# Petri net simulator for C

This is a program to edit and simulate petri nets in C.
The reason for C is portability, especially language portability.

It's probably the only library for petri net simulation in existence.
Simulation is fast and scalable, since it's not neccessary to iterate over all nodes everytime a transition has fired.

## Documentation

### Naming conventions

All types and functions use camel case. Types are prefixed with uppercase "Pns", functions with lowercase "pns".
Functions meant to be used as constructors and similar end with the name of the created type (omitting the "Pns" prefix).
Functions representing methods of a type start with the typename (but lowercase) and end with the method name, both separated by a "_".
An additional "_backward" suffix added to some methods is discussed later.

### Data structures

The petri net is stored in the type `PnsNet`. It contains information about the existing places and transitions and also stores the initial token count for each place.

In order to simulate the petri net, there is another data structure called `PnsState`, which stores the current distribution of the tokens inside the places and some other infos.

### Initialization

#### Initializing a petri net

Just initialize a petri net using `void pnsCreateNet(PnsNet* net)`.

A petri net can also be generated from an array of 32-bit integers. This is done by calling `bool pnsLoadNet(PnsNet* net, size_t count, const uint32_t* values)`.
The return value will be true, when the initialization was successful.

The integers values represent the following data:

* the count of places
* the initial token count for every place
* the count of transitions
* for each transition:
  - number of following places
  - the id of every following place
  - number of preceding places
  - the id of every preceding place

When stored as a file, the integer values should be stored in little endian encoding.
The recommended extension file extension is ".pn" which stands for "`p`etri `n`et".

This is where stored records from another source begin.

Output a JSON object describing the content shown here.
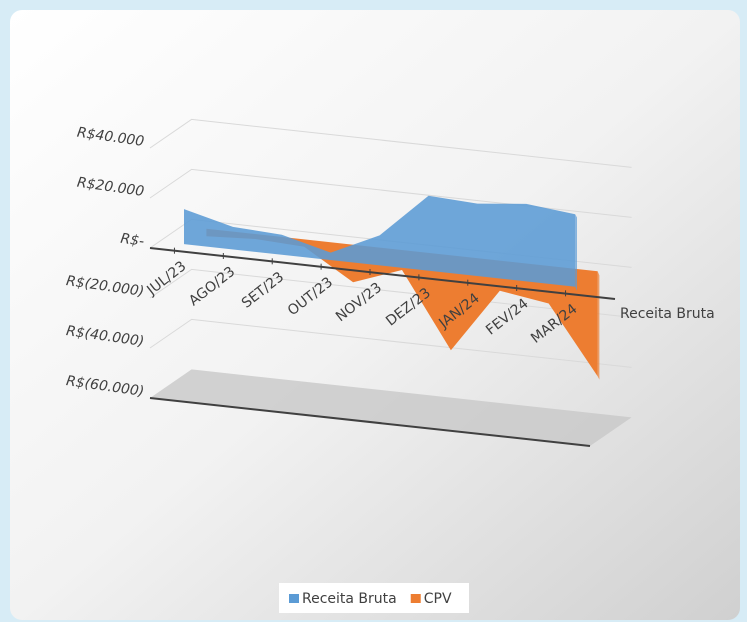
{
  "chart_data": {
    "type": "area3d",
    "categories": [
      "JUL/23",
      "AGO/23",
      "SET/23",
      "OUT/23",
      "NOV/23",
      "DEZ/23",
      "JAN/24",
      "FEV/24",
      "MAR/24"
    ],
    "series": [
      {
        "name": "Receita Bruta",
        "color": "#5b9bd5",
        "values": [
          14000,
          9000,
          8000,
          3000,
          12000,
          30000,
          29000,
          31000,
          29000
        ]
      },
      {
        "name": "CPV",
        "color": "#ed7d31",
        "values": [
          -3000,
          -2000,
          -3000,
          -15000,
          -8000,
          -38000,
          -12000,
          -15000,
          -42000
        ]
      }
    ],
    "ylim": [
      -60000,
      40000
    ],
    "yticks": [
      {
        "value": -60000,
        "label": "R$(60.000)"
      },
      {
        "value": -40000,
        "label": "R$(40.000)"
      },
      {
        "value": -20000,
        "label": "R$(20.000)"
      },
      {
        "value": 0,
        "label": "R$-"
      },
      {
        "value": 20000,
        "label": "R$20.000"
      },
      {
        "value": 40000,
        "label": "R$40.000"
      }
    ],
    "grid": true,
    "legend": "bottom"
  }
}
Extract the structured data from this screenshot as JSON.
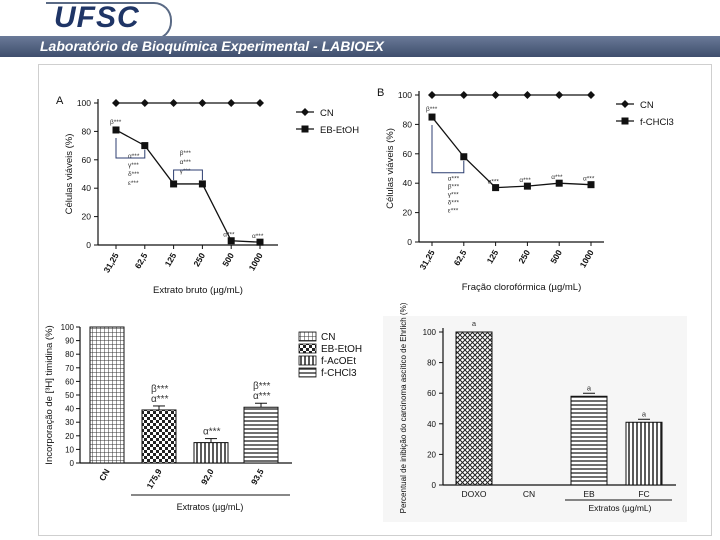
{
  "header": {
    "logo": "UFSC",
    "lab": "Laboratório de Bioquímica Experimental - LABIOEX"
  },
  "colors": {
    "accent": "#3f4e6d",
    "logo": "#1f3566",
    "ink": "#111111"
  },
  "chart_data": [
    {
      "type": "line",
      "panel": "A",
      "ylabel": "Células viáveis (%)",
      "xlabel": "Extrato bruto (µg/mL)",
      "categories": [
        "31,25",
        "62,5",
        "125",
        "250",
        "500",
        "1000"
      ],
      "yticks": [
        "0",
        "20",
        "40",
        "60",
        "80",
        "100"
      ],
      "ylim": [
        0,
        100
      ],
      "series": [
        {
          "name": "CN",
          "marker": "diamond",
          "values": [
            100,
            100,
            100,
            100,
            100,
            100
          ]
        },
        {
          "name": "EB-EtOH",
          "marker": "square",
          "values": [
            81,
            70,
            43,
            43,
            3,
            2
          ]
        }
      ],
      "annotations": [
        {
          "category": "31,25",
          "text": "β***"
        },
        {
          "category": "31,25",
          "text": "α***"
        },
        {
          "category": "31,25",
          "text": "γ***"
        },
        {
          "category": "31,25",
          "text": "δ***"
        },
        {
          "category": "31,25",
          "text": "ε***"
        },
        {
          "category": "125",
          "text": "β***"
        },
        {
          "category": "125",
          "text": "α***"
        },
        {
          "category": "125",
          "text": "γ***"
        },
        {
          "category": "500",
          "text": "α***"
        },
        {
          "category": "1000",
          "text": "α***"
        }
      ]
    },
    {
      "type": "line",
      "panel": "B",
      "ylabel": "Células viáveis (%)",
      "xlabel": "Fração clorofórmica (µg/mL)",
      "categories": [
        "31,25",
        "62,5",
        "125",
        "250",
        "500",
        "1000"
      ],
      "yticks": [
        "0",
        "20",
        "40",
        "60",
        "80",
        "100"
      ],
      "ylim": [
        0,
        100
      ],
      "series": [
        {
          "name": "CN",
          "marker": "diamond",
          "values": [
            100,
            100,
            100,
            100,
            100,
            100
          ]
        },
        {
          "name": "f-CHCl3",
          "marker": "square",
          "values": [
            85,
            58,
            37,
            38,
            40,
            39
          ]
        }
      ],
      "annotations": [
        {
          "category": "31,25",
          "text": "β***"
        },
        {
          "category": "62,5",
          "text": "α***"
        },
        {
          "category": "62,5",
          "text": "β***"
        },
        {
          "category": "62,5",
          "text": "γ***"
        },
        {
          "category": "62,5",
          "text": "δ***"
        },
        {
          "category": "62,5",
          "text": "ε***"
        },
        {
          "category": "125",
          "text": "α***"
        },
        {
          "category": "250",
          "text": "α***"
        },
        {
          "category": "500",
          "text": "α***"
        },
        {
          "category": "1000",
          "text": "α***"
        }
      ]
    },
    {
      "type": "bar",
      "ylabel": "Incorporação de [³H] timidina (%)",
      "xlabel": "Extratos (µg/mL)",
      "categories": [
        "CN",
        "175,9",
        "92,0",
        "93,5"
      ],
      "yticks": [
        "0",
        "10",
        "20",
        "30",
        "40",
        "50",
        "60",
        "70",
        "80",
        "90",
        "100"
      ],
      "ylim": [
        0,
        100
      ],
      "series": [
        {
          "name": "Incorporação",
          "values": [
            100,
            39,
            15,
            41
          ]
        }
      ],
      "legend": [
        "CN",
        "EB-EtOH",
        "f-AcOEt",
        "f-CHCl3"
      ],
      "annotations": [
        {
          "category": "175,9",
          "text": "β***"
        },
        {
          "category": "175,9",
          "text": "α***"
        },
        {
          "category": "92,0",
          "text": "α***"
        },
        {
          "category": "93,5",
          "text": "β***"
        },
        {
          "category": "93,5",
          "text": "α***"
        }
      ]
    },
    {
      "type": "bar",
      "ylabel": "Percentual de inibição do carcinoma ascítico de Ehrlich (%)",
      "xlabel": "Extratos (µg/mL)",
      "categories": [
        "DOXO",
        "CN",
        "EB",
        "FC"
      ],
      "yticks": [
        "0",
        "20",
        "40",
        "60",
        "80",
        "100"
      ],
      "ylim": [
        0,
        100
      ],
      "series": [
        {
          "name": "Inibição",
          "values": [
            100,
            0,
            58,
            41
          ]
        }
      ],
      "annotations": [
        {
          "category": "DOXO",
          "text": "a"
        },
        {
          "category": "EB",
          "text": "a"
        },
        {
          "category": "FC",
          "text": "a"
        }
      ]
    }
  ]
}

#### Initiaizing the state

In order to initialize a state, there already needs to be a petri net. It is done by calling `void pnsCreateState(PnsState* state, const PnsNet* net)`.
The first argument will be the state, you want to initialize, the second argument is the previously created petri net.

### Destructors

Both, `PnsNet` and `PnsState` need to be destroyed, when not used anymore. This can be done using `void pnsDestroyNet(PnsNet* net)` and `void pnsDestroyState(PnsState* state)`.

### Editing

It's also possible to edit the petri net manually using various methods.
You can add and remove transitions and places.
You can also connect and disconnect them.

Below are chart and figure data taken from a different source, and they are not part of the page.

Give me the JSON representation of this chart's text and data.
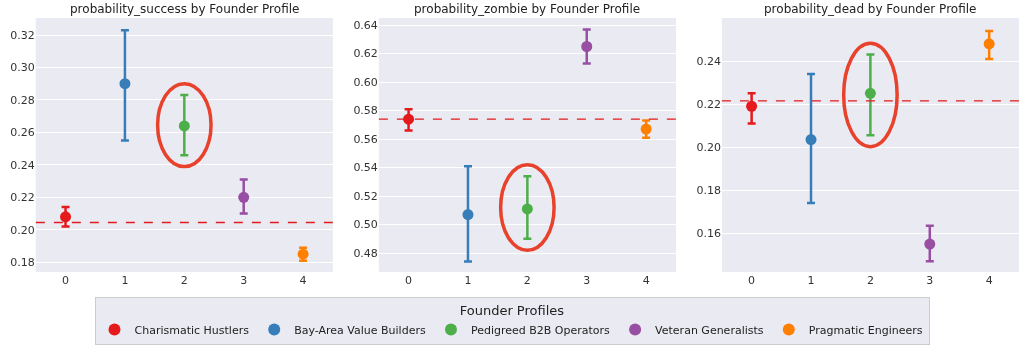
{
  "chart_data": [
    {
      "type": "scatter",
      "title": "probability_success by Founder Profile",
      "xlim": [
        -0.5,
        4.5
      ],
      "xticks": [
        0,
        1,
        2,
        3,
        4
      ],
      "ylim": [
        0.174,
        0.3305
      ],
      "yticks": [
        {
          "value": 0.18,
          "label": "0.18"
        },
        {
          "value": 0.2,
          "label": "0.20"
        },
        {
          "value": 0.22,
          "label": "0.22"
        },
        {
          "value": 0.24,
          "label": "0.24"
        },
        {
          "value": 0.26,
          "label": "0.26"
        },
        {
          "value": 0.28,
          "label": "0.28"
        },
        {
          "value": 0.3,
          "label": "0.30"
        },
        {
          "value": 0.32,
          "label": "0.32"
        }
      ],
      "grid": "y",
      "marker": "circle",
      "legend": "bottom",
      "legend_title": "Founder Profiles",
      "series": [
        {
          "name": "Charismatic Hustlers",
          "color": "#e41a1c",
          "x": [
            0
          ],
          "values": [
            0.208
          ],
          "errors": [
            [
              0.202,
              0.214
            ]
          ]
        },
        {
          "name": "Bay-Area Value Builders",
          "color": "#377eb8",
          "x": [
            1
          ],
          "values": [
            0.29
          ],
          "errors": [
            [
              0.255,
              0.323
            ]
          ]
        },
        {
          "name": "Pedigreed B2B Operators",
          "color": "#4daf4a",
          "x": [
            2
          ],
          "values": [
            0.264
          ],
          "errors": [
            [
              0.246,
              0.283
            ]
          ]
        },
        {
          "name": "Veteran Generalists",
          "color": "#984ea3",
          "x": [
            3
          ],
          "values": [
            0.22
          ],
          "errors": [
            [
              0.21,
              0.231
            ]
          ]
        },
        {
          "name": "Pragmatic Engineers",
          "color": "#ff7f00",
          "x": [
            4
          ],
          "values": [
            0.185
          ],
          "errors": [
            [
              0.181,
              0.189
            ]
          ]
        }
      ],
      "ref_lines": [
        {
          "axis": "y",
          "value": 0.2045,
          "color": "#e41a1c",
          "line_style": "dashed"
        }
      ]
    },
    {
      "type": "scatter",
      "title": "probability_zombie by Founder Profile",
      "xlim": [
        -0.5,
        4.5
      ],
      "xticks": [
        0,
        1,
        2,
        3,
        4
      ],
      "ylim": [
        0.4667,
        0.645
      ],
      "yticks": [
        {
          "value": 0.48,
          "label": "0.48"
        },
        {
          "value": 0.5,
          "label": "0.50"
        },
        {
          "value": 0.52,
          "label": "0.52"
        },
        {
          "value": 0.54,
          "label": "0.54"
        },
        {
          "value": 0.56,
          "label": "0.56"
        },
        {
          "value": 0.58,
          "label": "0.58"
        },
        {
          "value": 0.6,
          "label": "0.60"
        },
        {
          "value": 0.62,
          "label": "0.62"
        },
        {
          "value": 0.64,
          "label": "0.64"
        }
      ],
      "grid": "y",
      "marker": "circle",
      "legend": "bottom",
      "series": [
        {
          "name": "Charismatic Hustlers",
          "color": "#e41a1c",
          "x": [
            0
          ],
          "values": [
            0.574
          ],
          "errors": [
            [
              0.566,
              0.581
            ]
          ]
        },
        {
          "name": "Bay-Area Value Builders",
          "color": "#377eb8",
          "x": [
            1
          ],
          "values": [
            0.507
          ],
          "errors": [
            [
              0.474,
              0.541
            ]
          ]
        },
        {
          "name": "Pedigreed B2B Operators",
          "color": "#4daf4a",
          "x": [
            2
          ],
          "values": [
            0.511
          ],
          "errors": [
            [
              0.49,
              0.534
            ]
          ]
        },
        {
          "name": "Veteran Generalists",
          "color": "#984ea3",
          "x": [
            3
          ],
          "values": [
            0.625
          ],
          "errors": [
            [
              0.613,
              0.637
            ]
          ]
        },
        {
          "name": "Pragmatic Engineers",
          "color": "#ff7f00",
          "x": [
            4
          ],
          "values": [
            0.567
          ],
          "errors": [
            [
              0.561,
              0.573
            ]
          ]
        }
      ],
      "ref_lines": [
        {
          "axis": "y",
          "value": 0.574,
          "color": "#e41a1c",
          "line_style": "dashed"
        }
      ]
    },
    {
      "type": "scatter",
      "title": "probability_dead by Founder Profile",
      "xlim": [
        -0.5,
        4.5
      ],
      "xticks": [
        0,
        1,
        2,
        3,
        4
      ],
      "ylim": [
        0.142,
        0.26
      ],
      "yticks": [
        {
          "value": 0.16,
          "label": "0.16"
        },
        {
          "value": 0.18,
          "label": "0.18"
        },
        {
          "value": 0.2,
          "label": "0.20"
        },
        {
          "value": 0.22,
          "label": "0.22"
        },
        {
          "value": 0.24,
          "label": "0.24"
        }
      ],
      "grid": "y",
      "marker": "circle",
      "legend": "bottom",
      "series": [
        {
          "name": "Charismatic Hustlers",
          "color": "#e41a1c",
          "x": [
            0
          ],
          "values": [
            0.219
          ],
          "errors": [
            [
              0.211,
              0.225
            ]
          ]
        },
        {
          "name": "Bay-Area Value Builders",
          "color": "#377eb8",
          "x": [
            1
          ],
          "values": [
            0.2035
          ],
          "errors": [
            [
              0.174,
              0.234
            ]
          ]
        },
        {
          "name": "Pedigreed B2B Operators",
          "color": "#4daf4a",
          "x": [
            2
          ],
          "values": [
            0.225
          ],
          "errors": [
            [
              0.2055,
              0.243
            ]
          ]
        },
        {
          "name": "Veteran Generalists",
          "color": "#984ea3",
          "x": [
            3
          ],
          "values": [
            0.155
          ],
          "errors": [
            [
              0.147,
              0.1635
            ]
          ]
        },
        {
          "name": "Pragmatic Engineers",
          "color": "#ff7f00",
          "x": [
            4
          ],
          "values": [
            0.248
          ],
          "errors": [
            [
              0.241,
              0.254
            ]
          ]
        }
      ],
      "ref_lines": [
        {
          "axis": "y",
          "value": 0.2215,
          "color": "#e41a1c",
          "line_style": "dashed"
        }
      ]
    }
  ]
}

When editing the net after creating states, this might invalidate some of the states.
More on that later.

### Running the simulation

After creating a state, the simulation can begin.

#### Querying fireable transitions

First you have to get some transition, that currently is fireable.
A list of them can be queried by calling `void pnsState_transitions(PnsState* state, size_t* count, size_t* transitions)`.
It takes the previous created state and a pointer to a `count`. If `transitions` is a null pointer, the count of available transitions will be written into `count`.
If `transitions` is specified, up to `count` transitions will be written into `transitions` and then `count` will be set to the number of transitions  written.
Most likely you will call this function twice, once to get the count, then allocate the required memory and then call it again.
Instead you can also just call it once, and specify the memory you already have allocated. This way you may not get all transitions.

Also see following methods (described in the [header](pns.h)):

* `void pnsState_addedTransitions(PnsState* state, size_t* count, size_t* transitions)`
* `void pnsState_removedTransitions(PnsState* state, size_t* count, size_t* transitions)`
* `void pnsState_cleanChanges(PnsState* state)`

#### Fire transitions

After you got some transitions, you can select one and fire it by calling `void pnsTransition_fire(const PnsTransition tid, PnsState* const state)`.

This will change, which transitions can fire, so after fireing a transition you should query transitions again, before fireing another time.
For performance reasons, this is not checked at runtime.

#### Strategies for selecting transitions

You can imagine many ways to select the transition. The easiest way is just getting the first transition. This is a bad choice, since it's neither random nor controllable by you and may even change in future versions or when using different structures of the same game.

So the simplest useful strategy may be random selection. This may help to detect race conditions in programs modelled by petri nets.

Another way is just letting the user decide the transition.

Other useful strategies need you to connect some external information with the transitions.
For example, every transition can be connected with some textual identifier or even a story, which can be selected.
It could also be connected with external events, which trigger some transitions.

When information is connected with transitions, selecting a transition can also trigger external events.
Even when a new transition can be fired, this may already trigger events.

#### Playing backward

It's possible to simulate everything backward.
Therefore every simulation function has a counterpart with a "_backward" suffix.
These functions are used in the same way as their default counterparts.
This behaviour can be abused to produce some fancy relations.

#### Interactive editing

When editing the net after a state has been created, you always have to call `void pnsState_refresh(PnsState* state, const PnsNet* net)` before you continue the simulation after editing.

You also shouldn't do edits which invalidate the state.
No edit should prevent an user to reach a state, which has been reachable before.
This has to be ensured by the specific application.
Most importantly transition, which have been callable should not be deleted, since that's what will be stored in the end.

### Generating files

The most straightforward way to generate a ".pn" file is generating the petri net using functions of this library to build and save.

There's already [a GUI](https://gitlab.com/porky11/pn-editor) using this library to simplify building it without the need of programming.

## Planned Extensions

Currently no extensions are planned.

## See also

* [Safe rust wrapper](https://gitlab.com/porky11/pnrs)